背景：本研究的目的是评估聊天生成预训练变压器(ChatGPT；OpenAI)作为肩部和肘部手术信息的资源，通过评估其在美国骨科医师学会肩部-肘部自我评估问题上的准确性。我们假设两个ChatGPT模型都将证明熟练程度，并且随着逐步迭代会有显著的改进。材料与方法：选取2019年和2021年美国骨科学会肩肘自评题共200题。使用ChatGPT 3.5和4对所有问题进行评估。包含非文本数据的问题被排除（114个问题）。其余问题输入ChatGPT，分类如下：解剖学、关节成形术、基础科学、不稳定性、杂项、非手术和创伤。ChatGPT的性能被量化，并通过卡方检验跨类别进行比较。使用继续医学教育学分阈值50%来确定熟练程度。结果：ChatGPT 3.5和ChatGPT 4的正确率分别为52.3%和73.3% （P= 0.003）。ChatGPT 3.5在不稳定类别中表现明显更好（P= 0.037）。ChatGPT 4的表现在不同类别之间没有显著差异（P=.841）。ChatGPT 4在除不稳定性和杂项外的所有类别中都明显优于ChatGPT 3.5。结论：ChatGPT 3.5和4超过了熟练阈值。ChatGPT 4比ChatGPT 3.5表现得更好，正确回答肩部和肘部问题的能力有所提高。进一步改进ChatGPT的训练可以提高其性能和作为资源的效用。目前，ChatGPT仍然无法以足够高的准确度回答问题以取代临床决策。[矫形手术。202 x; 4 x (x): xx-xx。]。

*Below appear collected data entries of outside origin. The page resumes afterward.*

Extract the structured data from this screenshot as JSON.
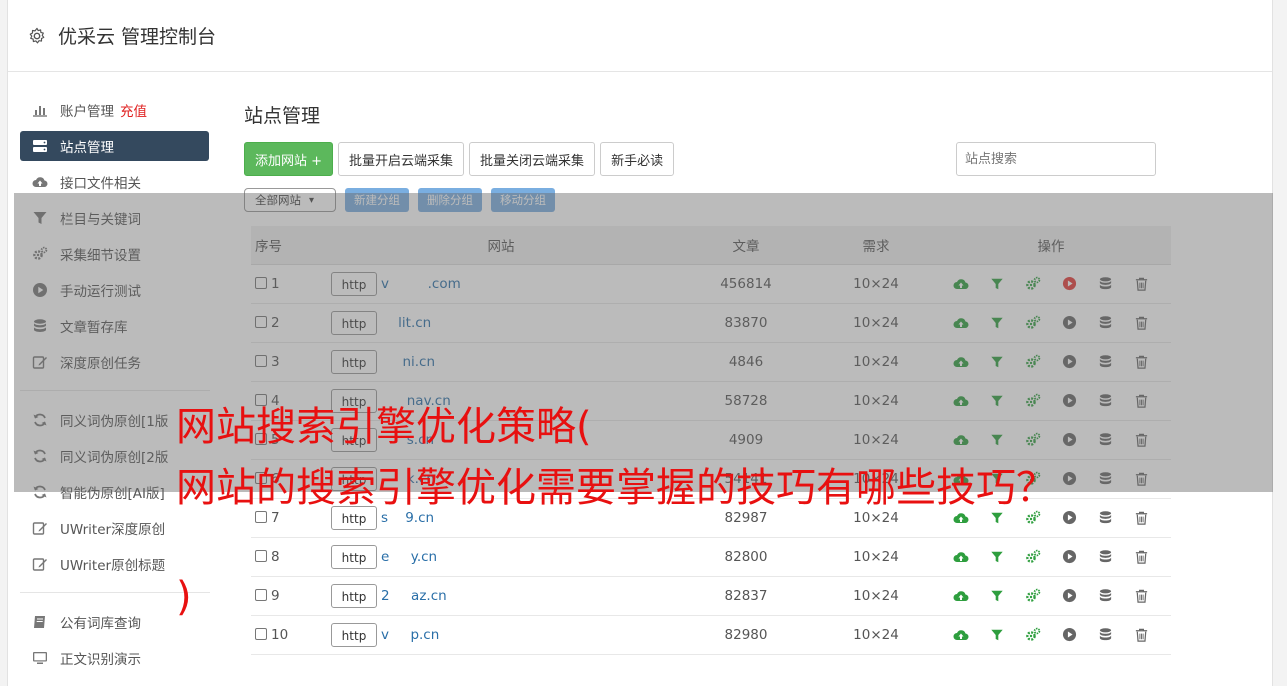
{
  "app": {
    "title": "优采云 管理控制台"
  },
  "sidebar": {
    "group1": [
      {
        "label": "账户管理",
        "highlight": "充值",
        "icon": "bar-chart-icon"
      },
      {
        "label": "站点管理",
        "icon": "server-icon",
        "active": true
      },
      {
        "label": "接口文件相关",
        "icon": "cloud-upload-icon"
      },
      {
        "label": "栏目与关键词",
        "icon": "filter-icon"
      },
      {
        "label": "采集细节设置",
        "icon": "cogs-icon"
      },
      {
        "label": "手动运行测试",
        "icon": "play-circle-icon"
      },
      {
        "label": "文章暂存库",
        "icon": "database-icon"
      },
      {
        "label": "深度原创任务",
        "icon": "edit-icon"
      }
    ],
    "group2": [
      {
        "label": "同义词伪原创[1版",
        "icon": "refresh-icon"
      },
      {
        "label": "同义词伪原创[2版",
        "icon": "refresh-icon"
      },
      {
        "label": "智能伪原创[AI版]",
        "icon": "refresh-icon"
      },
      {
        "label": "UWriter深度原创",
        "icon": "edit-icon"
      },
      {
        "label": "UWriter原创标题",
        "icon": "edit-icon"
      }
    ],
    "group3": [
      {
        "label": "公有词库查询",
        "icon": "book-icon"
      },
      {
        "label": "正文识别演示",
        "icon": "monitor-icon"
      }
    ]
  },
  "main": {
    "title": "站点管理",
    "toolbar": {
      "add": "添加网站 +",
      "enable": "批量开启云端采集",
      "disable": "批量关闭云端采集",
      "guide": "新手必读"
    },
    "search_placeholder": "站点搜索",
    "group_select": "全部网站",
    "group_buttons": {
      "new": "新建分组",
      "delete": "删除分组",
      "move": "移动分组"
    },
    "table": {
      "headers": {
        "no": "序号",
        "site": "网站",
        "articles": "文章",
        "demand": "需求",
        "ops": "操作"
      },
      "protocol": "http",
      "rows": [
        {
          "no": "1",
          "site": "v         .com",
          "articles": "456814",
          "demand": "10×24"
        },
        {
          "no": "2",
          "site": "    lit.cn",
          "articles": "83870",
          "demand": "10×24"
        },
        {
          "no": "3",
          "site": "     ni.cn",
          "articles": "4846",
          "demand": "10×24"
        },
        {
          "no": "4",
          "site": "      nav.cn",
          "articles": "58728",
          "demand": "10×24"
        },
        {
          "no": "5",
          "site": "      s.cn",
          "articles": "4909",
          "demand": "10×24"
        },
        {
          "no": "6",
          "site": "      k.cn",
          "articles": "54141",
          "demand": "10×24"
        },
        {
          "no": "7",
          "site": "s    9.cn",
          "articles": "82987",
          "demand": "10×24"
        },
        {
          "no": "8",
          "site": "e     y.cn",
          "articles": "82800",
          "demand": "10×24"
        },
        {
          "no": "9",
          "site": "2     az.cn",
          "articles": "82837",
          "demand": "10×24"
        },
        {
          "no": "10",
          "site": "v     p.cn",
          "articles": "82980",
          "demand": "10×24"
        }
      ]
    }
  },
  "overlay_text": {
    "line1": "网站搜索引擎优化策略(",
    "line2": "网站的搜索引擎优化需要掌握的技巧有哪些技巧？",
    "line3": ")"
  },
  "colors": {
    "sidebar_active": "#34495e",
    "add_button": "#5cb85c",
    "group_button": "#7aaee0",
    "link": "#2a6fa8",
    "headline": "#e81010",
    "upload_icon": "#2e9e3e",
    "play_active": "#e53935"
  }
}
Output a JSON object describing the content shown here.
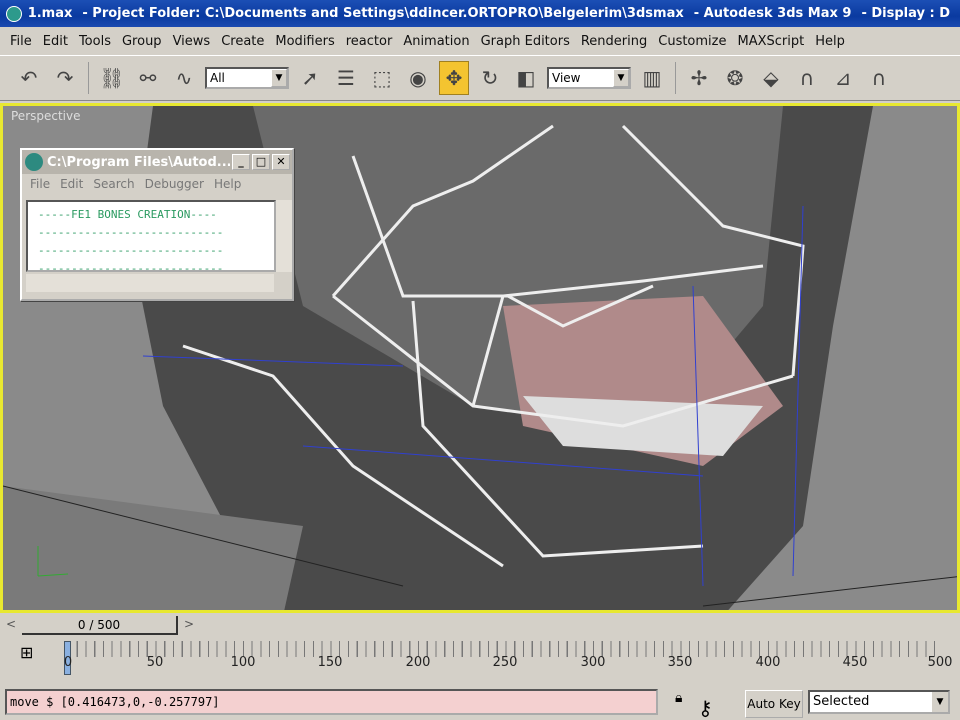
{
  "title": {
    "file": "1.max",
    "project": "- Project Folder: C:\\Documents and Settings\\ddincer.ORTOPRO\\Belgelerim\\3dsmax",
    "app": "- Autodesk 3ds Max 9",
    "display": "- Display : D"
  },
  "menu": [
    "File",
    "Edit",
    "Tools",
    "Group",
    "Views",
    "Create",
    "Modifiers",
    "reactor",
    "Animation",
    "Graph Editors",
    "Rendering",
    "Customize",
    "MAXScript",
    "Help"
  ],
  "toolbar": {
    "selection_filter": "All",
    "ref_coord": "View"
  },
  "viewport": {
    "label": "Perspective"
  },
  "dialog": {
    "title": "C:\\Program Files\\Autod...",
    "menu": [
      "File",
      "Edit",
      "Search",
      "Debugger",
      "Help"
    ],
    "lines": [
      "-----FE1 BONES CREATION----",
      "----------------------------",
      "----------------------------",
      "----------------------------"
    ]
  },
  "time_slider": {
    "label": "0 / 500",
    "prev": "<",
    "next": ">"
  },
  "track": {
    "ticks": [
      "0",
      "50",
      "100",
      "150",
      "200",
      "250",
      "300",
      "350",
      "400",
      "450",
      "500"
    ]
  },
  "bottom": {
    "listener": "move $ [0.416473,0,-0.257797]",
    "auto_key": "Auto Key",
    "key_filter": "Selected"
  }
}
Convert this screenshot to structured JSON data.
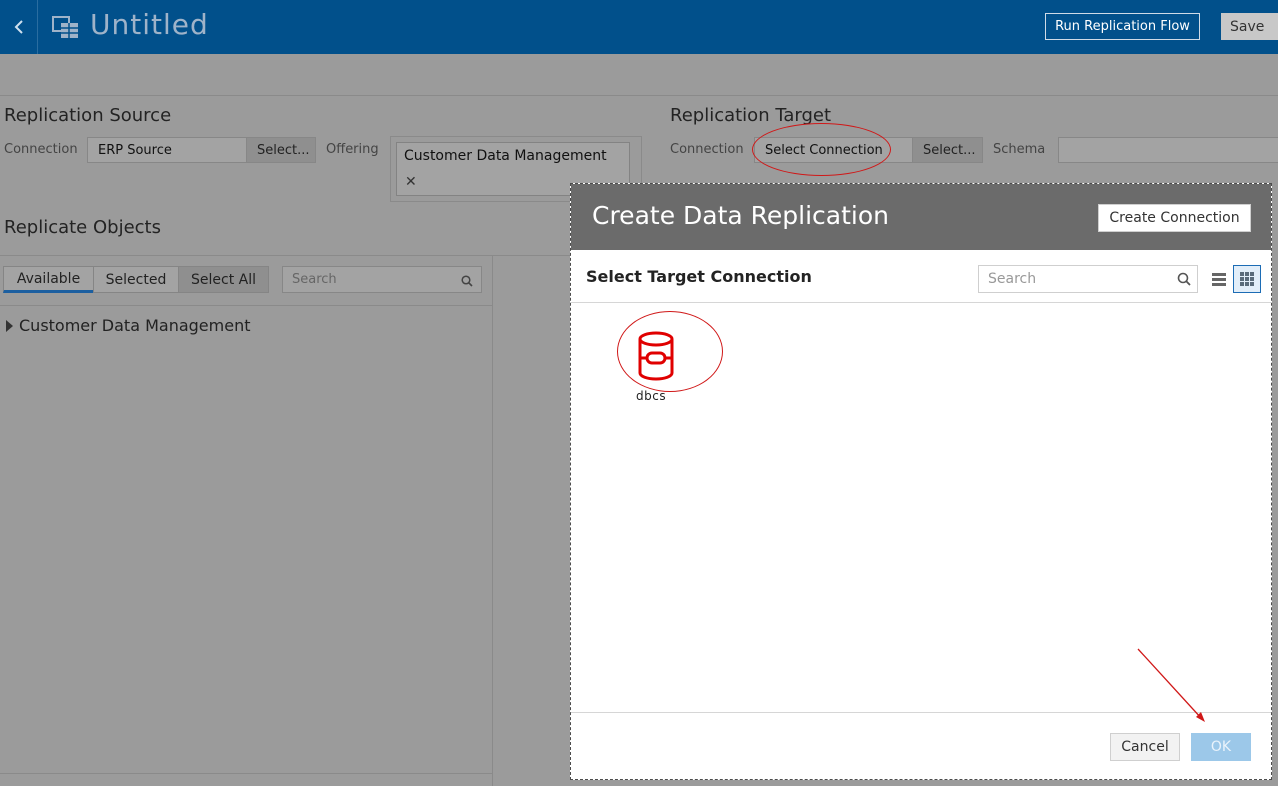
{
  "header": {
    "title": "Untitled",
    "run_label": "Run Replication Flow",
    "save_label": "Save"
  },
  "source": {
    "title": "Replication Source",
    "connection_label": "Connection",
    "connection_value": "ERP Source",
    "select_label": "Select...",
    "offering_label": "Offering",
    "offering_value": "Customer Data Management",
    "offering_remove": "✕"
  },
  "target": {
    "title": "Replication Target",
    "connection_label": "Connection",
    "connection_value": "Select Connection",
    "select_label": "Select...",
    "schema_label": "Schema"
  },
  "replicate": {
    "title": "Replicate Objects",
    "tabs": [
      "Available",
      "Selected",
      "Select All"
    ],
    "search_placeholder": "Search",
    "tree_item": "Customer Data Management"
  },
  "dialog": {
    "title": "Create Data Replication",
    "create_connection_label": "Create Connection",
    "subtitle": "Select Target Connection",
    "search_placeholder": "Search",
    "tiles": [
      {
        "label": "dbcs",
        "icon": "database-icon"
      }
    ],
    "cancel_label": "Cancel",
    "ok_label": "OK"
  },
  "colors": {
    "header_bg": "#01508b",
    "dialog_header_bg": "#6b6b6b",
    "annotation": "#d01818",
    "ok_disabled": "#9cc8e9"
  }
}
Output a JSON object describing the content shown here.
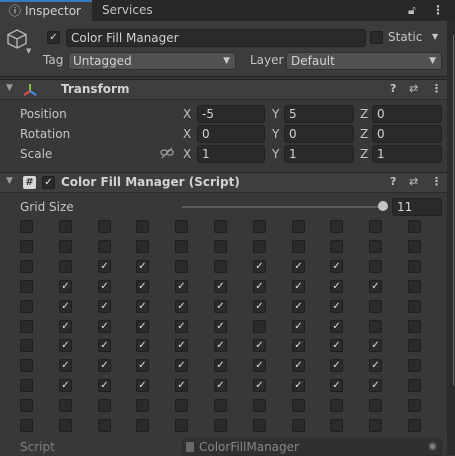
{
  "tabs": {
    "inspector": "Inspector",
    "services": "Services",
    "inspector_icon": "info-circle-icon",
    "lock_icon": "lock-icon",
    "menu_icon": "kebab-menu-icon"
  },
  "gameobject": {
    "active": true,
    "name": "Color Fill Manager",
    "static_label": "Static",
    "static_checked": false,
    "tag_label": "Tag",
    "tag_value": "Untagged",
    "layer_label": "Layer",
    "layer_value": "Default",
    "icon": "cube-icon"
  },
  "transform": {
    "title": "Transform",
    "position_label": "Position",
    "rotation_label": "Rotation",
    "scale_label": "Scale",
    "axes": [
      "X",
      "Y",
      "Z"
    ],
    "position": [
      "-5",
      "5",
      "0"
    ],
    "rotation": [
      "0",
      "0",
      "0"
    ],
    "scale": [
      "1",
      "1",
      "1"
    ],
    "icons": [
      "help-icon",
      "preset-icon",
      "kebab-menu-icon"
    ]
  },
  "script_component": {
    "title": "Color Fill Manager (Script)",
    "enabled": true,
    "grid_size_label": "Grid Size",
    "grid_size_value": "11",
    "grid_size_fraction": 1.0,
    "script_label": "Script",
    "script_value": "ColorFillManager",
    "grid": [
      [
        0,
        0,
        0,
        0,
        0,
        0,
        0,
        0,
        0,
        0,
        0
      ],
      [
        0,
        0,
        0,
        0,
        0,
        0,
        0,
        0,
        0,
        0,
        0
      ],
      [
        0,
        0,
        1,
        1,
        0,
        0,
        1,
        1,
        1,
        0,
        0
      ],
      [
        0,
        1,
        1,
        1,
        1,
        1,
        1,
        1,
        1,
        1,
        0
      ],
      [
        0,
        1,
        1,
        1,
        1,
        1,
        1,
        1,
        1,
        0,
        0
      ],
      [
        0,
        1,
        1,
        1,
        1,
        1,
        0,
        1,
        1,
        0,
        0
      ],
      [
        0,
        1,
        1,
        1,
        1,
        1,
        1,
        1,
        1,
        1,
        0
      ],
      [
        0,
        1,
        1,
        1,
        1,
        1,
        1,
        1,
        1,
        1,
        0
      ],
      [
        0,
        1,
        1,
        1,
        1,
        1,
        1,
        1,
        1,
        1,
        0
      ],
      [
        0,
        0,
        0,
        0,
        0,
        0,
        0,
        0,
        0,
        0,
        0
      ],
      [
        0,
        0,
        0,
        0,
        0,
        0,
        0,
        0,
        0,
        0,
        0
      ]
    ]
  },
  "colors": {
    "background": "#383838",
    "field": "#2a2a2a",
    "accent": "#3a79bb"
  }
}
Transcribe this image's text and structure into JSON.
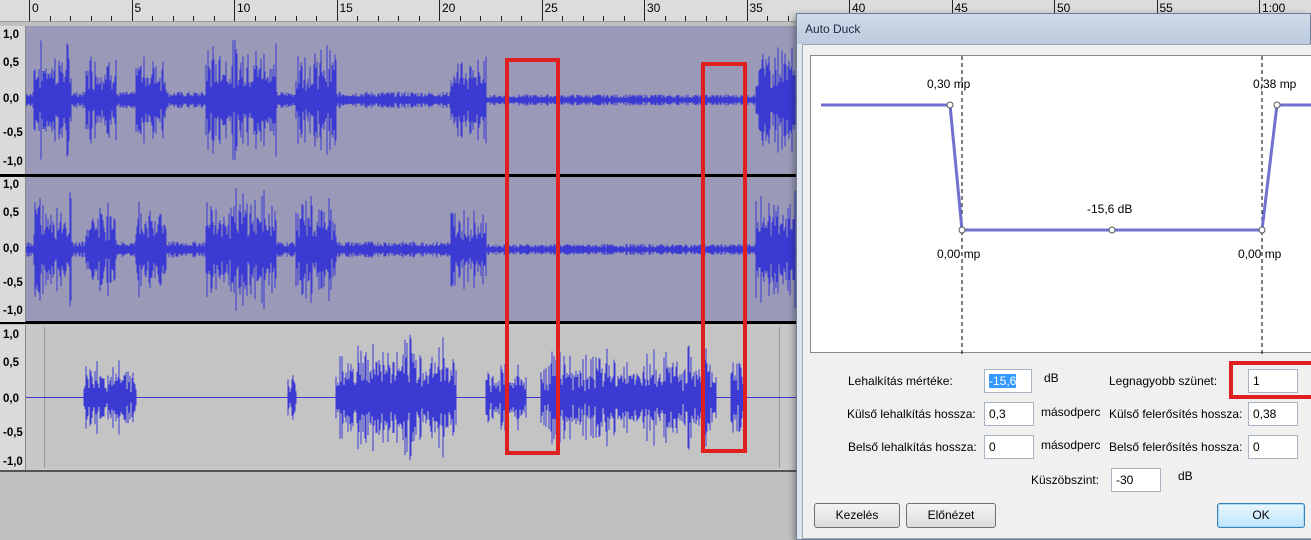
{
  "timeline": {
    "labels": [
      "0",
      "5",
      "10",
      "15",
      "20",
      "25",
      "30",
      "35",
      "40",
      "45",
      "50",
      "55",
      "1:00"
    ]
  },
  "tracks": {
    "scale_labels": [
      "1,0",
      "0,5",
      "0,0",
      "-0,5",
      "-1,0"
    ]
  },
  "dialog": {
    "title": "Auto Duck",
    "curve": {
      "outer_fade_down_label": "0,30 mp",
      "outer_fade_up_label": "0,38 mp",
      "inner_fade_down_label": "0,00 mp",
      "inner_fade_up_label": "0,00 mp",
      "duck_amount_label": "-15,6 dB"
    },
    "fields": {
      "duck_amount": {
        "label": "Lehalkítás mértéke:",
        "value": "-15,6",
        "unit": "dB"
      },
      "max_pause": {
        "label": "Legnagyobb szünet:",
        "value": "1",
        "unit": ""
      },
      "outer_fade_down": {
        "label": "Külső lehalkítás hossza:",
        "value": "0,3",
        "unit": "másodperc"
      },
      "outer_fade_up": {
        "label": "Külső felerősítés hossza:",
        "value": "0,38",
        "unit": ""
      },
      "inner_fade_down": {
        "label": "Belső lehalkítás hossza:",
        "value": "0",
        "unit": "másodperc"
      },
      "inner_fade_up": {
        "label": "Belső felerősítés hossza:",
        "value": "0",
        "unit": ""
      },
      "threshold": {
        "label": "Küszöbszint:",
        "value": "-30",
        "unit": "dB"
      }
    },
    "buttons": {
      "manage": "Kezelés",
      "preview": "Előnézet",
      "ok": "OK"
    }
  }
}
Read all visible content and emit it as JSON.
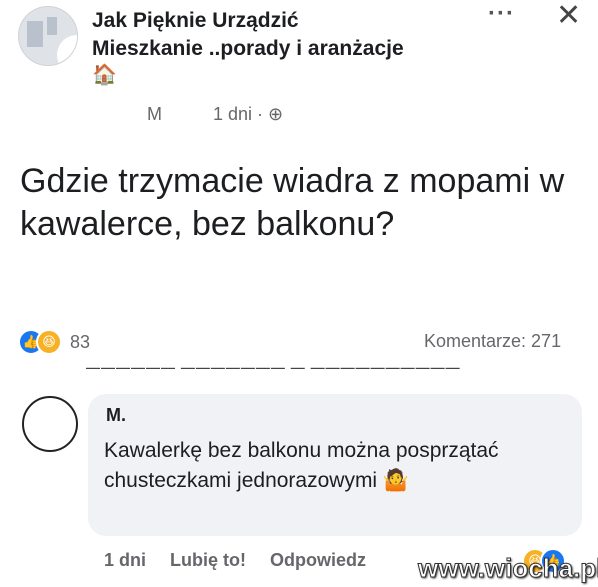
{
  "post": {
    "group_name": "Jak Pięknie Urządzić",
    "group_subtitle": "Mieszkanie ..porady i aranżacje",
    "group_emoji": "🏠",
    "more_label": "···",
    "close_label": "✕",
    "author": "M",
    "time": "1 dni · ⊕",
    "text": "Gdzie trzymacie wiadra z mopami w kawalerce, bez balkonu?"
  },
  "engagement": {
    "reaction_count": "83",
    "comments": "Komentarze: 271",
    "like_icon": "thumbs-up-icon",
    "haha_icon": "laughing-face-icon"
  },
  "comment": {
    "commenter": "M.",
    "text": "Kawalerkę bez balkonu można posprzątać chusteczkami jednorazowymi 🤷",
    "time": "1 dni",
    "like_label": "Lubię to!",
    "reply_label": "Odpowiedz"
  },
  "watermark": "www.wiocha.pl",
  "colors": {
    "like_blue": "#1877f2",
    "haha_yellow": "#f7b125",
    "bubble_gray": "#f0f2f5",
    "meta_gray": "#65676b"
  }
}
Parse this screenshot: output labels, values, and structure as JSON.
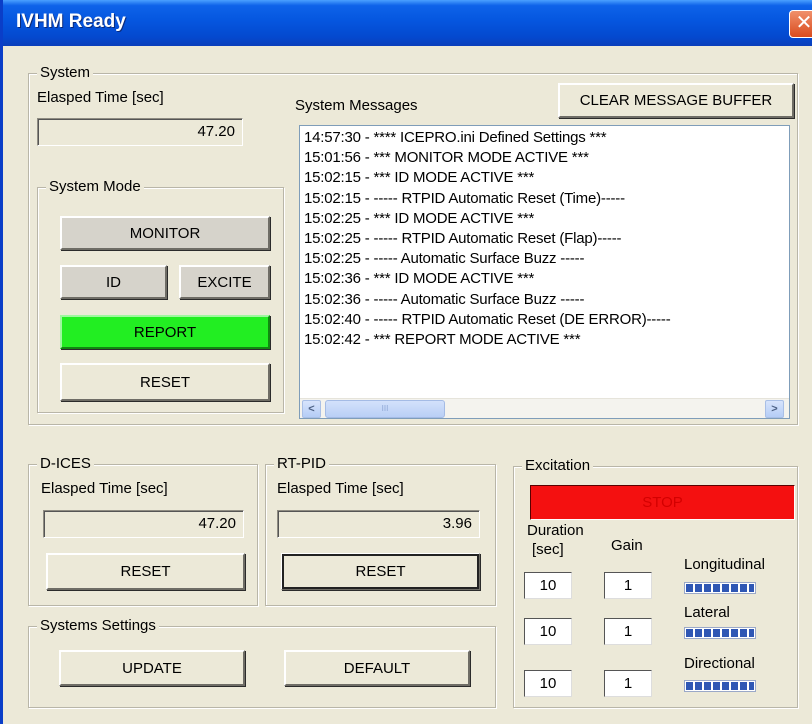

本文章由计算机程序翻译，如有差异，请以英文原文为准。

求助全文

约1分钟内获得全文求助全文

来源期刊

Orthopedics 医学-整形外科

CiteScore

2.20

自引率

0.00%

发文量

160

审稿时长

3 months

期刊介绍： For over 40 years, Orthopedics, a bimonthly peer-reviewed journal, has been the preferred choice of orthopedic surgeons for clinically relevant information on all aspects of adult and pediatric orthopedic surgery and treatment. Edited by Robert D''Ambrosia, MD, Chairman of the Department of Orthopedics at the University of Colorado, Denver, and former President of the American Academy of Orthopaedic Surgeons, as well as an Editorial Board of over 100 international orthopedists, Orthopedics is the source to turn to for guidance in your practice. The journal offers access to current articles, as well as several years of archived content. Highlights also include Blue Ribbon articles published full text in print and online, as well as Tips & Techniques posted with every issue.